This page explains my cell connectivity setup, or how I stay online as a full-timer.
Getting a Signal
I have two data plans, one with Verizon and one with AT&T:
- The Verizon is a gUDP, or grandfathered Unlimited Data Plan, which means right now I can use data without being cut off or throttled halfway through the month. It was a big investment up front to secure this plan, but worth it amortized over the two-year contract. I use a Netgear Jetpack AC791L hotspot.
- The ATT is an Unlimited Choice Plan, which gives me 22GB of unthrottled data and then they can slow down my speed if I’m in a congested area. So far (six months in), I haven’t been throttled down yet. I use a Netgear Unite hotspot and also my phone is on this plan, which means I can use it as a hotspot if I forgot to grab one of the real hotspot devices when I’m hanging at Starbucks or the trailer repair shop.
Why two plans? In most of my travels, Verizon has clearly had better coverage, but there are a few places where it completely craps out and in those places AT&T is my lifesaver. Or, if the people next to me are using a lot of Verizon bandwidth, I can switch to AT&T, since fewer full-timers seem to have AT&T.
Boosting the Signal
But, and this is a big BUT, the cell plan is only the beginning of the adventures of staying connected while full-timing. When I started full-timing in my trailer, I was still working full-time and connectivity was a hit-or-miss thing. I really couldn’t afford to live at Starbucks for their free wifi, so I did some investigation. Enter the wonderfully informative RV Mobile Internet Resource Center! I got most of my information from their handbook and website, and signed up as a member on a yearly basis. If there is a change in any cell plan, these guys cover it fast and thoroughly, so I don’t have to. Well worth the annual membership cost!

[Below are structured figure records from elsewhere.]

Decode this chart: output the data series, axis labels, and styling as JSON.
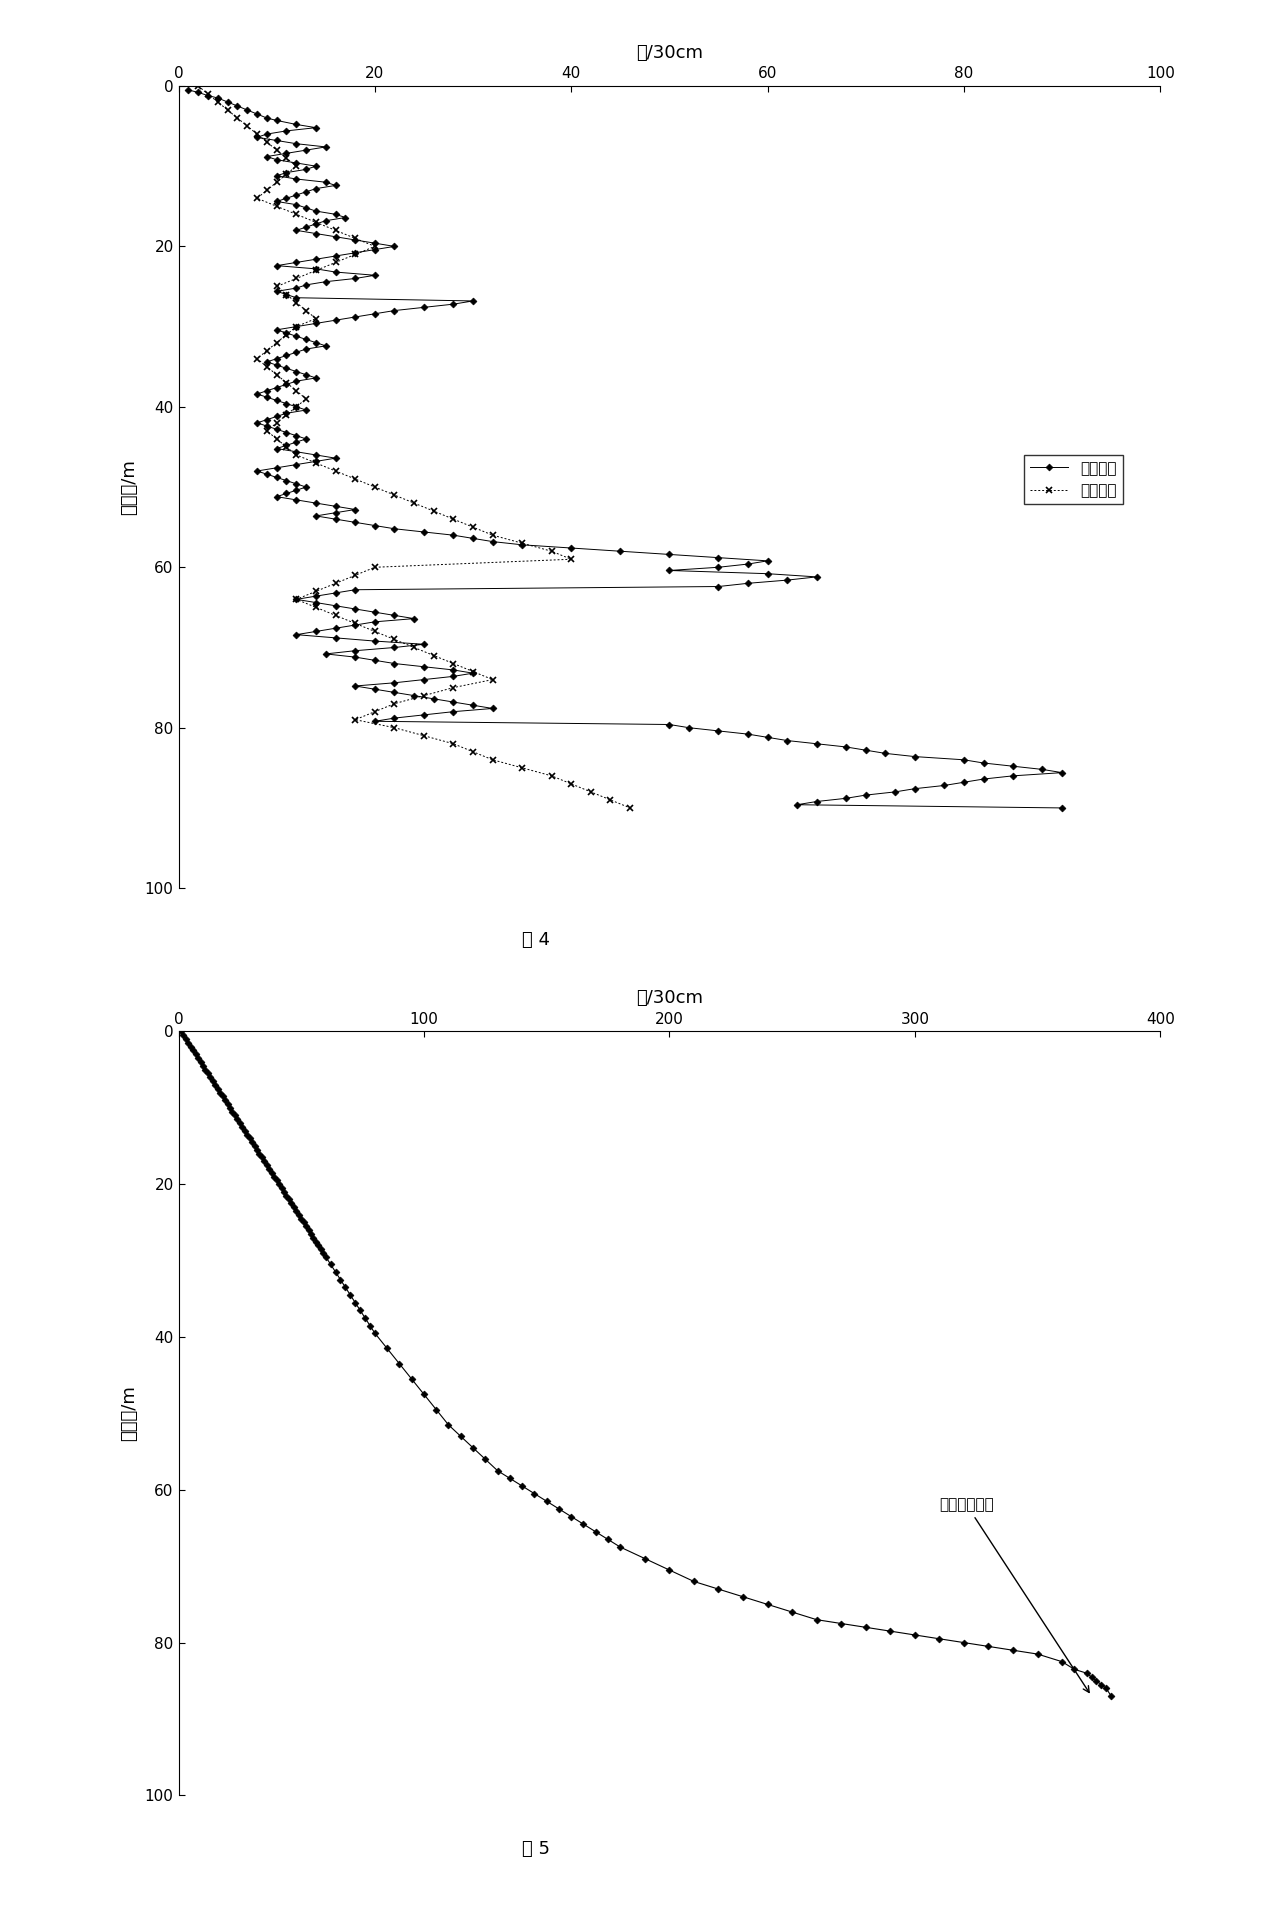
{
  "fig4": {
    "title": "击/30cm",
    "ylabel": "贯入度/m",
    "fig_label": "图 4",
    "xlim": [
      0,
      100
    ],
    "ylim": [
      100,
      0
    ],
    "xticks": [
      0,
      20,
      40,
      60,
      80,
      100
    ],
    "yticks": [
      0,
      20,
      40,
      60,
      80,
      100
    ],
    "observed_x": [
      1,
      2,
      3,
      4,
      5,
      6,
      7,
      8,
      9,
      10,
      12,
      14,
      11,
      9,
      8,
      10,
      12,
      15,
      13,
      11,
      9,
      10,
      12,
      14,
      13,
      11,
      10,
      12,
      15,
      16,
      14,
      13,
      12,
      11,
      10,
      12,
      13,
      14,
      16,
      17,
      15,
      14,
      13,
      12,
      14,
      16,
      18,
      20,
      22,
      20,
      18,
      16,
      14,
      12,
      10,
      14,
      16,
      20,
      18,
      15,
      13,
      12,
      10,
      11,
      12,
      30,
      28,
      25,
      22,
      20,
      18,
      16,
      14,
      12,
      10,
      11,
      12,
      13,
      14,
      15,
      13,
      12,
      11,
      10,
      9,
      10,
      11,
      12,
      13,
      14,
      12,
      11,
      10,
      9,
      8,
      9,
      10,
      11,
      12,
      13,
      11,
      10,
      9,
      8,
      9,
      10,
      11,
      12,
      13,
      12,
      11,
      10,
      12,
      14,
      16,
      14,
      12,
      10,
      8,
      9,
      10,
      11,
      12,
      13,
      12,
      11,
      10,
      12,
      14,
      16,
      18,
      16,
      14,
      16,
      18,
      20,
      22,
      25,
      28,
      30,
      32,
      35,
      40,
      45,
      50,
      55,
      60,
      58,
      55,
      50,
      60,
      65,
      62,
      58,
      55,
      18,
      16,
      14,
      12,
      14,
      16,
      18,
      20,
      22,
      24,
      20,
      18,
      16,
      14,
      12,
      16,
      20,
      25,
      22,
      18,
      15,
      18,
      20,
      22,
      25,
      28,
      30,
      28,
      25,
      22,
      18,
      20,
      22,
      24,
      26,
      28,
      30,
      32,
      28,
      25,
      22,
      20,
      50,
      52,
      55,
      58,
      60,
      62,
      65,
      68,
      70,
      72,
      75,
      80,
      82,
      85,
      88,
      90,
      85,
      82,
      80,
      78,
      75,
      73,
      70,
      68,
      65,
      63,
      90
    ],
    "observed_y": [
      0.5,
      0.8,
      1.2,
      1.5,
      2.0,
      2.5,
      3.0,
      3.5,
      4.0,
      4.3,
      4.8,
      5.2,
      5.6,
      6.0,
      6.4,
      6.8,
      7.2,
      7.6,
      8.0,
      8.4,
      8.8,
      9.2,
      9.6,
      10.0,
      10.4,
      10.8,
      11.2,
      11.6,
      12.0,
      12.4,
      12.8,
      13.2,
      13.6,
      14.0,
      14.4,
      14.8,
      15.2,
      15.6,
      16.0,
      16.4,
      16.8,
      17.2,
      17.6,
      18.0,
      18.4,
      18.8,
      19.2,
      19.6,
      20.0,
      20.4,
      20.8,
      21.2,
      21.6,
      22.0,
      22.4,
      22.8,
      23.2,
      23.6,
      24.0,
      24.4,
      24.8,
      25.2,
      25.6,
      26.0,
      26.4,
      26.8,
      27.2,
      27.6,
      28.0,
      28.4,
      28.8,
      29.2,
      29.6,
      30.0,
      30.4,
      30.8,
      31.2,
      31.6,
      32.0,
      32.4,
      32.8,
      33.2,
      33.6,
      34.0,
      34.4,
      34.8,
      35.2,
      35.6,
      36.0,
      36.4,
      36.8,
      37.2,
      37.6,
      38.0,
      38.4,
      38.8,
      39.2,
      39.6,
      40.0,
      40.4,
      40.8,
      41.2,
      41.6,
      42.0,
      42.4,
      42.8,
      43.2,
      43.6,
      44.0,
      44.4,
      44.8,
      45.2,
      45.6,
      46.0,
      46.4,
      46.8,
      47.2,
      47.6,
      48.0,
      48.4,
      48.8,
      49.2,
      49.6,
      50.0,
      50.4,
      50.8,
      51.2,
      51.6,
      52.0,
      52.4,
      52.8,
      53.2,
      53.6,
      54.0,
      54.4,
      54.8,
      55.2,
      55.6,
      56.0,
      56.4,
      56.8,
      57.2,
      57.6,
      58.0,
      58.4,
      58.8,
      59.2,
      59.6,
      60.0,
      60.4,
      60.8,
      61.2,
      61.6,
      62.0,
      62.4,
      62.8,
      63.2,
      63.6,
      64.0,
      64.4,
      64.8,
      65.2,
      65.6,
      66.0,
      66.4,
      66.8,
      67.2,
      67.6,
      68.0,
      68.4,
      68.8,
      69.2,
      69.6,
      70.0,
      70.4,
      70.8,
      71.2,
      71.6,
      72.0,
      72.4,
      72.8,
      73.2,
      73.6,
      74.0,
      74.4,
      74.8,
      75.2,
      75.6,
      76.0,
      76.4,
      76.8,
      77.2,
      77.6,
      78.0,
      78.4,
      78.8,
      79.2,
      79.6,
      80.0,
      80.4,
      80.8,
      81.2,
      81.6,
      82.0,
      82.4,
      82.8,
      83.2,
      83.6,
      84.0,
      84.4,
      84.8,
      85.2,
      85.6,
      86.0,
      86.4,
      86.8,
      87.2,
      87.6,
      88.0,
      88.4,
      88.8,
      89.2,
      89.6,
      90.0
    ],
    "analysis_x": [
      2,
      3,
      4,
      5,
      6,
      7,
      8,
      9,
      10,
      11,
      12,
      11,
      10,
      9,
      8,
      10,
      12,
      14,
      16,
      18,
      20,
      18,
      16,
      14,
      12,
      10,
      11,
      12,
      13,
      14,
      12,
      11,
      10,
      9,
      8,
      9,
      10,
      11,
      12,
      13,
      12,
      11,
      10,
      9,
      10,
      11,
      12,
      14,
      16,
      18,
      20,
      22,
      24,
      26,
      28,
      30,
      32,
      35,
      38,
      40,
      20,
      18,
      16,
      14,
      12,
      14,
      16,
      18,
      20,
      22,
      24,
      26,
      28,
      30,
      32,
      28,
      25,
      22,
      20,
      18,
      22,
      25,
      28,
      30,
      32,
      35,
      38,
      40,
      42,
      44,
      46
    ],
    "analysis_y": [
      0.0,
      1.0,
      2.0,
      3.0,
      4.0,
      5.0,
      6.0,
      7.0,
      8.0,
      9.0,
      10.0,
      11.0,
      12.0,
      13.0,
      14.0,
      15.0,
      16.0,
      17.0,
      18.0,
      19.0,
      20.0,
      21.0,
      22.0,
      23.0,
      24.0,
      25.0,
      26.0,
      27.0,
      28.0,
      29.0,
      30.0,
      31.0,
      32.0,
      33.0,
      34.0,
      35.0,
      36.0,
      37.0,
      38.0,
      39.0,
      40.0,
      41.0,
      42.0,
      43.0,
      44.0,
      45.0,
      46.0,
      47.0,
      48.0,
      49.0,
      50.0,
      51.0,
      52.0,
      53.0,
      54.0,
      55.0,
      56.0,
      57.0,
      58.0,
      59.0,
      60.0,
      61.0,
      62.0,
      63.0,
      64.0,
      65.0,
      66.0,
      67.0,
      68.0,
      69.0,
      70.0,
      71.0,
      72.0,
      73.0,
      74.0,
      75.0,
      76.0,
      77.0,
      78.0,
      79.0,
      80.0,
      81.0,
      82.0,
      83.0,
      84.0,
      85.0,
      86.0,
      87.0,
      88.0,
      89.0,
      90.0
    ],
    "legend_observed": "观测数据",
    "legend_analysis": "分析结果"
  },
  "fig5": {
    "title": "击/30cm",
    "ylabel": "贯入度/m",
    "fig_label": "图 5",
    "xlim": [
      0,
      400
    ],
    "ylim": [
      100,
      0
    ],
    "xticks": [
      0,
      100,
      200,
      300,
      400
    ],
    "yticks": [
      0,
      20,
      40,
      60,
      80,
      100
    ],
    "annotation": "出现拓罘现象",
    "data_x": [
      1,
      2,
      3,
      4,
      5,
      6,
      7,
      8,
      9,
      10,
      11,
      12,
      13,
      14,
      15,
      16,
      17,
      18,
      19,
      20,
      21,
      22,
      23,
      24,
      25,
      26,
      27,
      28,
      29,
      30,
      31,
      32,
      33,
      34,
      35,
      36,
      37,
      38,
      39,
      40,
      41,
      42,
      43,
      44,
      45,
      46,
      47,
      48,
      49,
      50,
      51,
      52,
      53,
      54,
      55,
      56,
      57,
      58,
      59,
      60,
      62,
      64,
      66,
      68,
      70,
      72,
      74,
      76,
      78,
      80,
      85,
      90,
      95,
      100,
      105,
      110,
      115,
      120,
      125,
      130,
      135,
      140,
      145,
      150,
      155,
      160,
      165,
      170,
      175,
      180,
      190,
      200,
      210,
      220,
      230,
      240,
      250,
      260,
      270,
      280,
      290,
      300,
      310,
      320,
      330,
      340,
      350,
      360,
      365,
      370,
      372,
      374,
      376,
      378,
      380
    ],
    "data_y": [
      0,
      0.5,
      1.0,
      1.5,
      2.0,
      2.5,
      3.0,
      3.5,
      4.0,
      4.5,
      5.0,
      5.5,
      6.0,
      6.5,
      7.0,
      7.5,
      8.0,
      8.5,
      9.0,
      9.5,
      10.0,
      10.5,
      11.0,
      11.5,
      12.0,
      12.5,
      13.0,
      13.5,
      14.0,
      14.5,
      15.0,
      15.5,
      16.0,
      16.5,
      17.0,
      17.5,
      18.0,
      18.5,
      19.0,
      19.5,
      20.0,
      20.5,
      21.0,
      21.5,
      22.0,
      22.5,
      23.0,
      23.5,
      24.0,
      24.5,
      25.0,
      25.5,
      26.0,
      26.5,
      27.0,
      27.5,
      28.0,
      28.5,
      29.0,
      29.5,
      30.5,
      31.5,
      32.5,
      33.5,
      34.5,
      35.5,
      36.5,
      37.5,
      38.5,
      39.5,
      41.5,
      43.5,
      45.5,
      47.5,
      49.5,
      51.5,
      53.0,
      54.5,
      56.0,
      57.5,
      58.5,
      59.5,
      60.5,
      61.5,
      62.5,
      63.5,
      64.5,
      65.5,
      66.5,
      67.5,
      69.0,
      70.5,
      72.0,
      73.0,
      74.0,
      75.0,
      76.0,
      77.0,
      77.5,
      78.0,
      78.5,
      79.0,
      79.5,
      80.0,
      80.5,
      81.0,
      81.5,
      82.5,
      83.5,
      84.0,
      84.5,
      85.0,
      85.5,
      86.0,
      87.0
    ]
  }
}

The WeBoost cell signal booster is amazingly effective. It consists of an outdoor antenna and an indoor antenna, both connected to a base station that runs on 12V power (so it even works when boondocking). If you have a faint signal, it will boost it up 1-2 bars, turning a frustrating lack of connectivity into pretty decent web surfing. (Of course, if you have zero signal, it can’t do magic and so it won’t work.) I have the base station stuck to the wall next to the upper kitchen cabinet, so it’s close to a 12V plug and out of the way (picture above).
The two antennas need to be 8 feet apart to avoid interference, so I have the indoor one right by the door (with the cable strung on top of the kitchen cabinet, making it pretty invisible. The hotspot or cell phone needs to be as close as possible to this antenna; best results are when they are touching, I’ve found.
The outdoor antenna is mounted on a collapsing flag pole I got at Ace Hardware, and then that is bolted to the bumper with two big U-bolts and metal plates (they come with the metal plates). I can collapse this down so that it fits neatly inside the back storage of the Alto, and I just pull it in and out of the back window when I want to set it up or stow it away.
I’ve supplemented my arsenal with a Netgear MIMO antenna that plugs into either of my hotspots and can provide better speeds than the WeBoost in some situations. For under $30, it was a no-brainer to try it out and, believe me, it’s an awesome little booster if you have a hotspot with two antenna ports (most hotspots do). Note: This is of no use for cell phones because of the antenna connections.
As of October 2017, this setup is working very well and I can’t think of ways I would improve it. What works for me might not work for you, especially if you’re not a full-timer and can go home after camping to a hard-wired high-speed internet connection!